Healing Relationships
in Community and in Ourselves
A Community Gathering with Eriel Tchekwie Deranger
We invite you to join Eriel Tchekwie Deranger, the Executive Director of Indigenous Climate Action for a donation-based community conversation, facilitated by Zaya & Maurizio Benazzo.
We examined the beliefs and worldviews that have brought us the current climate crisis. We explored some of the differences between the indigenous and modern ways to be in relationship to ourselves, and to life.
Themes Explored
- What does the current climate crisis reveal to us that we haven’t wanted to see?
- What is the indigenous cosmology?
- What are the indigenous ways of seeing and meeting this crisis?
- What do those with western minds and ways need to unlearn?
- What is the role of healing trauma and mending relationships at this juncture?
- What is the “right relationship” with the Earth, and with life?
Presenter
Eriel Tchekwie Deranger
Eriel Tchekwie Deranger is a Dënesųłiné mother from the Athabasca Chipewyan First Nation and the Executive Director and co-founder of Indigenous Climate Action (ICA), an Indigenous-led climate justice organization in so-called Canada. Deranger is a member of the International Indigenous Peoples Forum on Climate Change, and sits on various boards including Bioneers, It Takes Roots Leadership Council, Climate Justice Resiliency Fund Council of Advisors, the UK Tar Sands Network and WWF Canada; and a founding member of the Global Indigenous Youth Caucus.
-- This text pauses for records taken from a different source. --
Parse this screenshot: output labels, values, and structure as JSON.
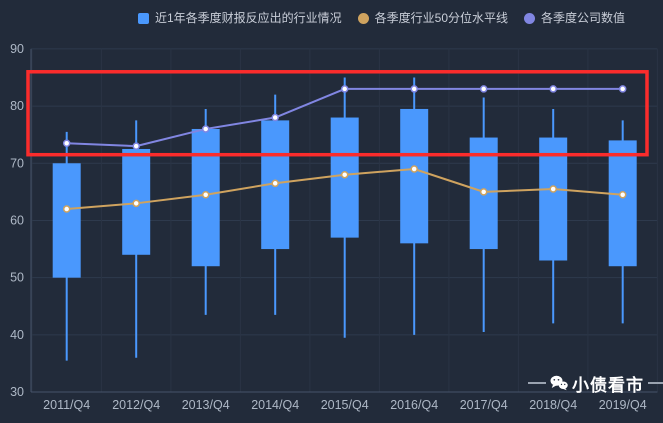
{
  "colors": {
    "background": "#222b3a",
    "grid": "#2e3a4d",
    "grid_vertical": "#2a3444",
    "axis": "#46536a",
    "tick_text": "#aeb8c6",
    "candle": "#4a98fd",
    "percentile_line": "#cfa35f",
    "company_line": "#8186e2",
    "marker_fill": "#ffffff",
    "annotation": "#fb2c2c",
    "watermark_text": "#ffffff"
  },
  "legend": {
    "items": [
      {
        "label": "近1年各季度财报反应出的行业情况",
        "color": "#4a98fd",
        "shape": "square"
      },
      {
        "label": "各季度行业50分位水平线",
        "color": "#cfa35f",
        "shape": "circle"
      },
      {
        "label": "各季度公司数值",
        "color": "#8186e2",
        "shape": "circle"
      }
    ]
  },
  "chart_data": {
    "type": "candlestick",
    "categories": [
      "2011/Q4",
      "2012/Q4",
      "2013/Q4",
      "2014/Q4",
      "2015/Q4",
      "2016/Q4",
      "2017/Q4",
      "2018/Q4",
      "2019/Q4"
    ],
    "yticks": [
      30,
      40,
      50,
      60,
      70,
      80,
      90
    ],
    "ylim": [
      30,
      90
    ],
    "grid": true,
    "legend_position": "top",
    "series": [
      {
        "name": "近1年各季度财报反应出的行业情况",
        "type": "candlestick",
        "color": "#4a98fd",
        "values_format": "[whisker_low, box_low, box_high, whisker_high]",
        "values": [
          [
            35.5,
            50,
            70,
            75.5
          ],
          [
            36,
            54,
            72.5,
            77.5
          ],
          [
            43.5,
            52,
            76,
            79.5
          ],
          [
            43.5,
            55,
            77.5,
            82
          ],
          [
            39.5,
            57,
            78,
            85
          ],
          [
            40,
            56,
            79.5,
            85
          ],
          [
            40.5,
            55,
            74.5,
            81.5
          ],
          [
            42,
            53,
            74.5,
            79.5
          ],
          [
            42,
            52,
            74,
            77.5
          ]
        ]
      },
      {
        "name": "各季度行业50分位水平线",
        "type": "line",
        "color": "#cfa35f",
        "values": [
          62,
          63,
          64.5,
          66.5,
          68,
          69,
          65,
          65.5,
          64.5
        ]
      },
      {
        "name": "各季度公司数值",
        "type": "line",
        "color": "#8186e2",
        "values": [
          73.5,
          73,
          76,
          78,
          83,
          83,
          83,
          83,
          83
        ]
      }
    ],
    "annotation": {
      "type": "rect",
      "color": "#fb2c2c",
      "y_from": 71.5,
      "y_to": 86,
      "x_range": "full-width"
    }
  },
  "watermark": {
    "text": "小债看市",
    "icon": "wechat-icon"
  }
}
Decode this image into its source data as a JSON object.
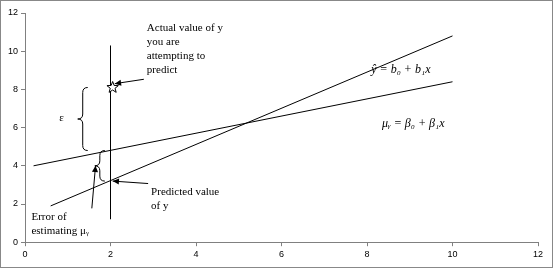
{
  "chart_data": {
    "type": "line",
    "xlim": [
      0,
      12
    ],
    "ylim": [
      0,
      12
    ],
    "xticks": [
      0,
      2,
      4,
      6,
      8,
      10,
      12
    ],
    "yticks": [
      0,
      2,
      4,
      6,
      8,
      10,
      12
    ],
    "grid": false,
    "series": [
      {
        "name": "ŷ = b₀ + b₁x",
        "color": "#000000",
        "x": [
          0.6,
          10
        ],
        "values": [
          1.9,
          10.8
        ],
        "label_position": [
          8.1,
          9.0
        ]
      },
      {
        "name": "μᵧ = β₀ + β₁x",
        "color": "#000000",
        "x": [
          0.2,
          10
        ],
        "values": [
          4.0,
          8.4
        ],
        "label_position": [
          8.35,
          6.2
        ]
      }
    ],
    "vertical_line": {
      "x": 2,
      "y_from": 1.2,
      "y_to": 10.3
    },
    "actual_point": {
      "x": 2.05,
      "y": 8.1,
      "marker": "star"
    },
    "epsilon_brace": {
      "x": 1.35,
      "y_from": 4.8,
      "y_to": 8.1
    },
    "error_brace": {
      "x": 1.75,
      "y_from": 3.2,
      "y_to": 4.8
    },
    "annotations": [
      {
        "text": [
          "Actual value of y",
          "you are",
          "attempting to",
          "predict"
        ],
        "x": 2.85,
        "y": 11.2,
        "arrow_to": [
          2.1,
          8.3
        ]
      },
      {
        "text": [
          "ε"
        ],
        "x": 0.8,
        "y": 6.5
      },
      {
        "text": [
          "Predicted value",
          "of y"
        ],
        "x": 2.95,
        "y": 2.6,
        "arrow_to": [
          2.05,
          3.2
        ]
      },
      {
        "text": [
          "Error of",
          "estimating μᵧ"
        ],
        "x": 0.15,
        "y": 1.3,
        "arrow_to": [
          1.65,
          4.0
        ]
      }
    ]
  }
}
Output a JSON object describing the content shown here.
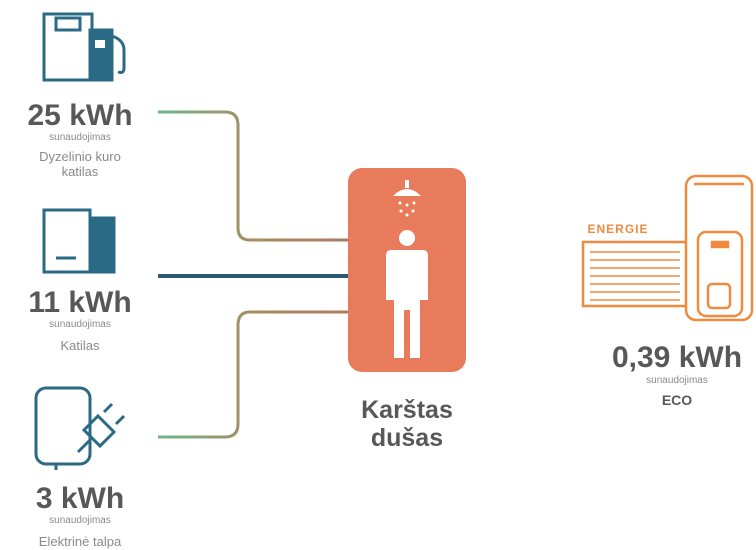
{
  "sources": [
    {
      "value": "25 kWh",
      "sub": "sunaudojimas",
      "label": [
        "Dyzelinio kuro",
        "katilas"
      ]
    },
    {
      "value": "11 kWh",
      "sub": "sunaudojimas",
      "label": [
        "Katilas"
      ]
    },
    {
      "value": "3 kWh",
      "sub": "sunaudojimas",
      "label": [
        "Elektrinė talpa"
      ]
    }
  ],
  "center": {
    "label": [
      "Karštas",
      "dušas"
    ]
  },
  "target": {
    "logo": "ENERGIE",
    "value": "0,39 kWh",
    "sub": "sunaudojimas",
    "label": "ECO"
  }
}
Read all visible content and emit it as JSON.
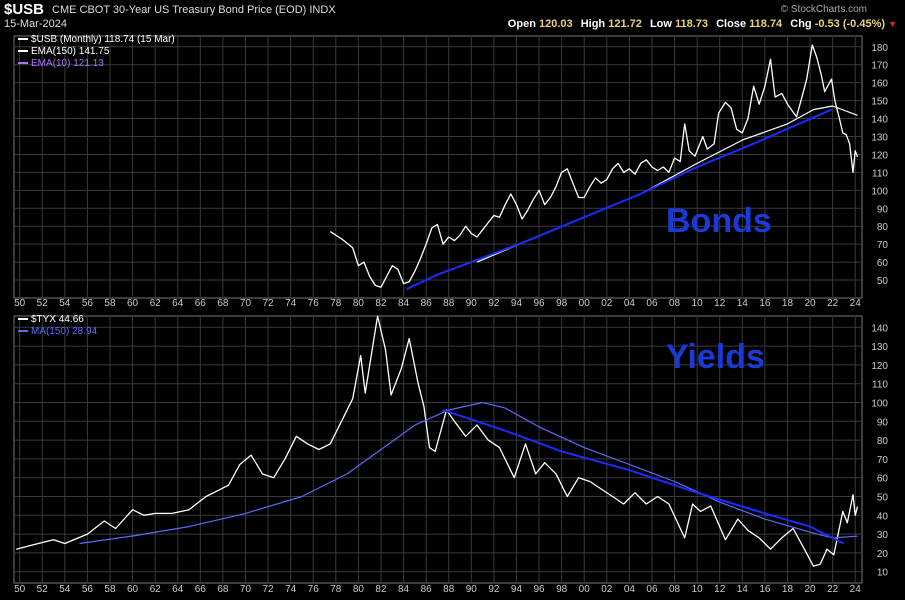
{
  "header": {
    "symbol": "$USB",
    "description": "CME CBOT 30-Year US Treasury Bond Price (EOD)",
    "exchange": "INDX",
    "date": "15-Mar-2024",
    "brand": "© StockCharts.com",
    "ohlc": {
      "open_label": "Open",
      "open": "120.03",
      "high_label": "High",
      "high": "121.72",
      "low_label": "Low",
      "low": "118.73",
      "close_label": "Close",
      "close": "118.74",
      "chg_label": "Chg",
      "chg": "-0.53 (-0.45%)"
    }
  },
  "colors": {
    "price": "#ffffff",
    "trend": "#1a2cff",
    "ema10": "#b070ff",
    "grid": "#3a3a3a",
    "overlay_text": "#1a3ad8"
  },
  "chart_data": [
    {
      "type": "line",
      "panel": "top",
      "legend": [
        {
          "text": "$USB (Monthly) 118.74 (15 Mar)",
          "color": "#ffffff"
        },
        {
          "text": "EMA(150) 141.75",
          "color": "#ffffff"
        },
        {
          "text": "EMA(10) 121.13",
          "color": "#b070ff"
        }
      ],
      "overlay_label": "Bonds",
      "y_ticks": [
        50,
        60,
        70,
        80,
        90,
        100,
        110,
        120,
        130,
        140,
        150,
        160,
        170,
        180
      ],
      "ylim": [
        40,
        186
      ],
      "xlim": [
        1949.5,
        2024.6
      ],
      "series": [
        {
          "name": "$USB",
          "color": "#ffffff",
          "points": [
            [
              1977.5,
              77
            ],
            [
              1978.5,
              73
            ],
            [
              1979.5,
              68
            ],
            [
              1980.0,
              58
            ],
            [
              1980.5,
              60
            ],
            [
              1981.0,
              52
            ],
            [
              1981.5,
              47
            ],
            [
              1982.0,
              46
            ],
            [
              1982.5,
              52
            ],
            [
              1983.0,
              58
            ],
            [
              1983.5,
              56
            ],
            [
              1984.0,
              48
            ],
            [
              1984.5,
              49
            ],
            [
              1985.0,
              55
            ],
            [
              1985.5,
              62
            ],
            [
              1986.0,
              70
            ],
            [
              1986.5,
              79
            ],
            [
              1987.0,
              81
            ],
            [
              1987.5,
              70
            ],
            [
              1988.0,
              74
            ],
            [
              1988.5,
              72
            ],
            [
              1989.0,
              75
            ],
            [
              1989.5,
              80
            ],
            [
              1990.0,
              76
            ],
            [
              1990.5,
              74
            ],
            [
              1991.0,
              78
            ],
            [
              1991.5,
              82
            ],
            [
              1992.0,
              86
            ],
            [
              1992.5,
              85
            ],
            [
              1993.0,
              92
            ],
            [
              1993.5,
              98
            ],
            [
              1994.0,
              92
            ],
            [
              1994.5,
              84
            ],
            [
              1995.0,
              89
            ],
            [
              1995.5,
              95
            ],
            [
              1996.0,
              100
            ],
            [
              1996.5,
              92
            ],
            [
              1997.0,
              96
            ],
            [
              1997.5,
              102
            ],
            [
              1998.0,
              110
            ],
            [
              1998.5,
              112
            ],
            [
              1999.0,
              104
            ],
            [
              1999.5,
              96
            ],
            [
              2000.0,
              96
            ],
            [
              2000.5,
              102
            ],
            [
              2001.0,
              107
            ],
            [
              2001.5,
              104
            ],
            [
              2002.0,
              106
            ],
            [
              2002.5,
              112
            ],
            [
              2003.0,
              115
            ],
            [
              2003.5,
              110
            ],
            [
              2004.0,
              112
            ],
            [
              2004.5,
              109
            ],
            [
              2005.0,
              115
            ],
            [
              2005.5,
              117
            ],
            [
              2006.0,
              113
            ],
            [
              2006.5,
              111
            ],
            [
              2007.0,
              113
            ],
            [
              2007.5,
              110
            ],
            [
              2008.0,
              118
            ],
            [
              2008.5,
              116
            ],
            [
              2008.9,
              137
            ],
            [
              2009.3,
              122
            ],
            [
              2009.8,
              119
            ],
            [
              2010.5,
              130
            ],
            [
              2010.9,
              123
            ],
            [
              2011.5,
              126
            ],
            [
              2011.9,
              143
            ],
            [
              2012.5,
              149
            ],
            [
              2013.0,
              146
            ],
            [
              2013.5,
              134
            ],
            [
              2014.0,
              132
            ],
            [
              2014.5,
              140
            ],
            [
              2015.0,
              158
            ],
            [
              2015.5,
              148
            ],
            [
              2016.0,
              158
            ],
            [
              2016.5,
              173
            ],
            [
              2016.9,
              152
            ],
            [
              2017.5,
              154
            ],
            [
              2018.0,
              148
            ],
            [
              2018.8,
              141
            ],
            [
              2019.2,
              150
            ],
            [
              2019.7,
              162
            ],
            [
              2020.2,
              181
            ],
            [
              2020.6,
              174
            ],
            [
              2021.0,
              164
            ],
            [
              2021.3,
              155
            ],
            [
              2021.9,
              162
            ],
            [
              2022.2,
              150
            ],
            [
              2022.6,
              140
            ],
            [
              2022.9,
              132
            ],
            [
              2023.2,
              131
            ],
            [
              2023.5,
              126
            ],
            [
              2023.8,
              110
            ],
            [
              2024.0,
              122
            ],
            [
              2024.2,
              118.7
            ]
          ]
        },
        {
          "name": "EMA(150)",
          "color": "#ffffff",
          "points": [
            [
              1990.5,
              60
            ],
            [
              1995,
              72
            ],
            [
              2000,
              85
            ],
            [
              2005,
              98
            ],
            [
              2010,
              115
            ],
            [
              2014,
              128
            ],
            [
              2018,
              137
            ],
            [
              2020.3,
              145
            ],
            [
              2022,
              147
            ],
            [
              2024.2,
              141.8
            ]
          ]
        },
        {
          "name": "Trend",
          "color": "#1a2cff",
          "points": [
            [
              1984.3,
              45
            ],
            [
              1987,
              53
            ],
            [
              1990,
              60
            ],
            [
              1995,
              72
            ],
            [
              2000,
              85
            ],
            [
              2005,
              98
            ],
            [
              2010,
              113
            ],
            [
              2015,
              126
            ],
            [
              2019,
              137
            ],
            [
              2021.9,
              145
            ]
          ]
        }
      ]
    },
    {
      "type": "line",
      "panel": "bottom",
      "legend": [
        {
          "text": "$TYX 44.66",
          "color": "#ffffff"
        },
        {
          "text": "MA(150) 28.94",
          "color": "#5a6aff"
        }
      ],
      "overlay_label": "Yields",
      "y_ticks": [
        10,
        20,
        30,
        40,
        50,
        60,
        70,
        80,
        90,
        100,
        110,
        120,
        130,
        140
      ],
      "ylim": [
        4,
        146
      ],
      "xlim": [
        1949.5,
        2024.6
      ],
      "series": [
        {
          "name": "$TYX",
          "color": "#ffffff",
          "points": [
            [
              1949.7,
              22
            ],
            [
              1951,
              24
            ],
            [
              1953,
              27
            ],
            [
              1954,
              25
            ],
            [
              1956,
              30
            ],
            [
              1957.5,
              37
            ],
            [
              1958.5,
              33
            ],
            [
              1960,
              43
            ],
            [
              1961,
              40
            ],
            [
              1962,
              41
            ],
            [
              1963.5,
              41
            ],
            [
              1965,
              43
            ],
            [
              1966.5,
              50
            ],
            [
              1967.5,
              53
            ],
            [
              1968.5,
              56
            ],
            [
              1969.5,
              67
            ],
            [
              1970.5,
              72
            ],
            [
              1971.5,
              62
            ],
            [
              1972.5,
              60
            ],
            [
              1973.5,
              70
            ],
            [
              1974.5,
              82
            ],
            [
              1975.5,
              78
            ],
            [
              1976.5,
              75
            ],
            [
              1977.5,
              78
            ],
            [
              1978.5,
              90
            ],
            [
              1979.5,
              102
            ],
            [
              1980.2,
              125
            ],
            [
              1980.6,
              105
            ],
            [
              1981.7,
              146
            ],
            [
              1982.4,
              128
            ],
            [
              1982.9,
              104
            ],
            [
              1983.8,
              118
            ],
            [
              1984.5,
              134
            ],
            [
              1985.3,
              110
            ],
            [
              1985.8,
              98
            ],
            [
              1986.3,
              76
            ],
            [
              1986.8,
              74
            ],
            [
              1987.8,
              96
            ],
            [
              1988.5,
              90
            ],
            [
              1989.5,
              82
            ],
            [
              1990.5,
              88
            ],
            [
              1991.5,
              80
            ],
            [
              1992.5,
              76
            ],
            [
              1993.8,
              60
            ],
            [
              1994.8,
              78
            ],
            [
              1995.7,
              62
            ],
            [
              1996.5,
              68
            ],
            [
              1997.5,
              62
            ],
            [
              1998.5,
              50
            ],
            [
              1999.5,
              60
            ],
            [
              2000.5,
              58
            ],
            [
              2001.5,
              54
            ],
            [
              2002.5,
              50
            ],
            [
              2003.5,
              46
            ],
            [
              2004.5,
              52
            ],
            [
              2005.5,
              46
            ],
            [
              2006.5,
              50
            ],
            [
              2007.5,
              46
            ],
            [
              2008.9,
              28
            ],
            [
              2009.6,
              46
            ],
            [
              2010.3,
              42
            ],
            [
              2011.2,
              45
            ],
            [
              2012.5,
              27
            ],
            [
              2013.6,
              38
            ],
            [
              2014.5,
              32
            ],
            [
              2015.5,
              28
            ],
            [
              2016.5,
              22
            ],
            [
              2017.5,
              28
            ],
            [
              2018.5,
              33
            ],
            [
              2019.5,
              22
            ],
            [
              2020.3,
              13
            ],
            [
              2020.9,
              14
            ],
            [
              2021.5,
              22
            ],
            [
              2022.1,
              19
            ],
            [
              2022.9,
              42
            ],
            [
              2023.3,
              36
            ],
            [
              2023.8,
              51
            ],
            [
              2024.0,
              40
            ],
            [
              2024.2,
              44.66
            ]
          ]
        },
        {
          "name": "MA(150)",
          "color": "#5a6aff",
          "points": [
            [
              1955.3,
              25
            ],
            [
              1960,
              29
            ],
            [
              1965,
              34
            ],
            [
              1970,
              41
            ],
            [
              1975,
              50
            ],
            [
              1979,
              62
            ],
            [
              1982,
              75
            ],
            [
              1985,
              88
            ],
            [
              1988,
              96
            ],
            [
              1991,
              100
            ],
            [
              1993,
              97
            ],
            [
              1996,
              87
            ],
            [
              2000,
              76
            ],
            [
              2004,
              67
            ],
            [
              2008,
              58
            ],
            [
              2012,
              47
            ],
            [
              2016,
              38
            ],
            [
              2020,
              31
            ],
            [
              2022,
              28
            ],
            [
              2024.2,
              28.9
            ]
          ]
        },
        {
          "name": "Trend",
          "color": "#1a2cff",
          "points": [
            [
              1987.5,
              96
            ],
            [
              1990,
              91
            ],
            [
              1993,
              85
            ],
            [
              1998,
              74
            ],
            [
              2004,
              64
            ],
            [
              2010,
              52
            ],
            [
              2016,
              41
            ],
            [
              2020,
              34
            ],
            [
              2023,
              25
            ]
          ]
        }
      ]
    }
  ],
  "x_ticks": [
    "50",
    "52",
    "54",
    "56",
    "58",
    "60",
    "62",
    "64",
    "66",
    "68",
    "70",
    "72",
    "74",
    "76",
    "78",
    "80",
    "82",
    "84",
    "86",
    "88",
    "90",
    "92",
    "94",
    "96",
    "98",
    "00",
    "02",
    "04",
    "06",
    "08",
    "10",
    "12",
    "14",
    "16",
    "18",
    "20",
    "22",
    "24"
  ]
}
Deranger’s work focuses on Indigenous rights and building intersectional dialogue between Indigenous rights, climate justice and other social justice movements. She is recognized for her role in the international Indigenous Tar Sands Campaign and developing the Tar Sands Healing Walk. This includes developing one of the first Indigenous rights-based divest movements; lobbying government officials in Canada, the US, the UK and the EU; supporting and leading mass mobilizations against the fossil fuel industry & climate change; and bringing international recognition to issues in her territory with celebrities and politicians alike.
Deranger has written for the Guardian, Yellowhead Institute, The National Observer, Red Pepper Magazine; has been featured in documentary films; and is regularly interviewed for national and international media outlets.